When the teaching in our course finishes you are to hand in a project. The formal requirements are found here along with details on grading. The exam period runs until August 23 at 10 AM.

In this blog post we want to expand a little bit on how a good project will look. The focus of the project is to pose and interesting question to data that can be collected publicly and attempt to answer it. Importantly, more points are given to projects that collect/construct a data set independently (e.g. through API services or with the use of scraping).

We emphasize that some good projects use machine learning for modeling a variable of interest, while some good projects use machine learning to parse text data.
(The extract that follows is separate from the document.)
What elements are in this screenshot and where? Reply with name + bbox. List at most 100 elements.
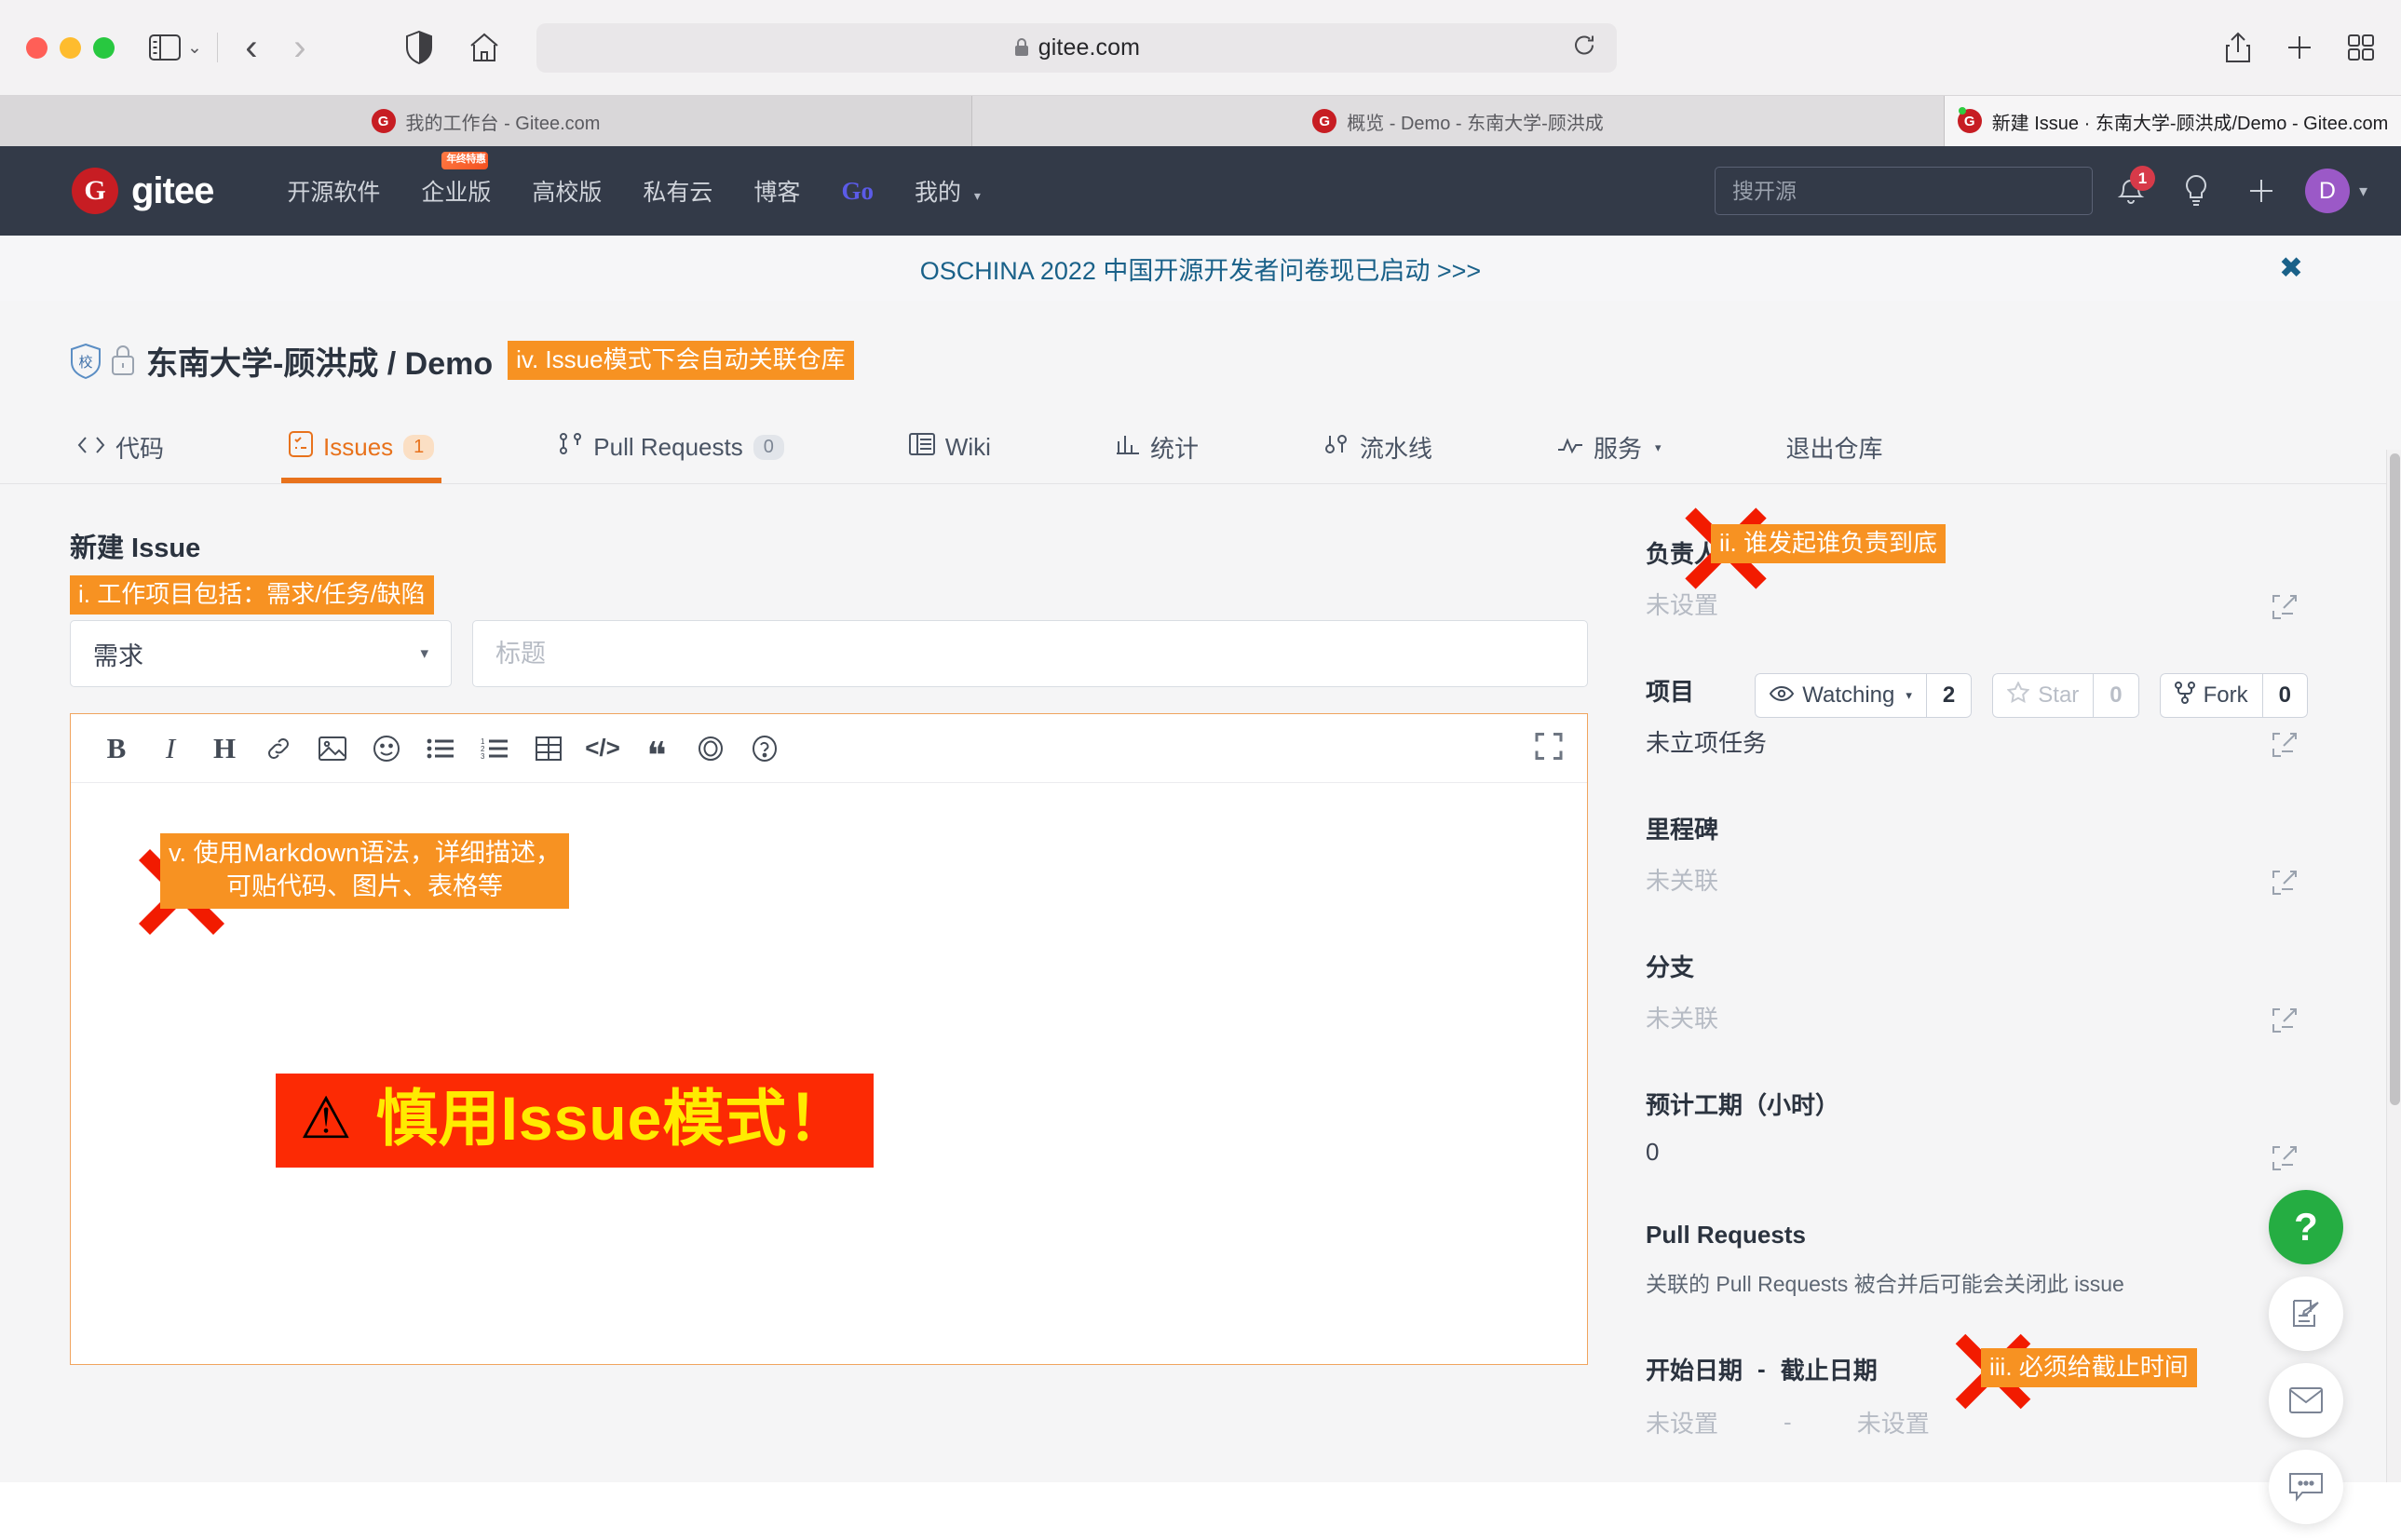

When using machine learning we DO NOT EXPECT that you use any tools beyond this course, i.e. other than logistic and linear regression with regularization. Other projects are great without even using machine learning, by collecting and structuring interesting or challenging data and providing descriptive statistic and good visualizations. Therefore, you should always ask yourself: what does modeling an outcome provide of value? is it interesting? Some of the best project simply visualize data and demonstrate a good understanding through visualization and descriptive statistics.

We also note that a good project is succinct and to the point. You should describe your data structuring at a high level to convey what you have done. Sometimes many hundred lines of complicated code can be stated quite briefly to get the essence.

Earlier projects span quite different subject, data sets, writing styles and use of machine learning.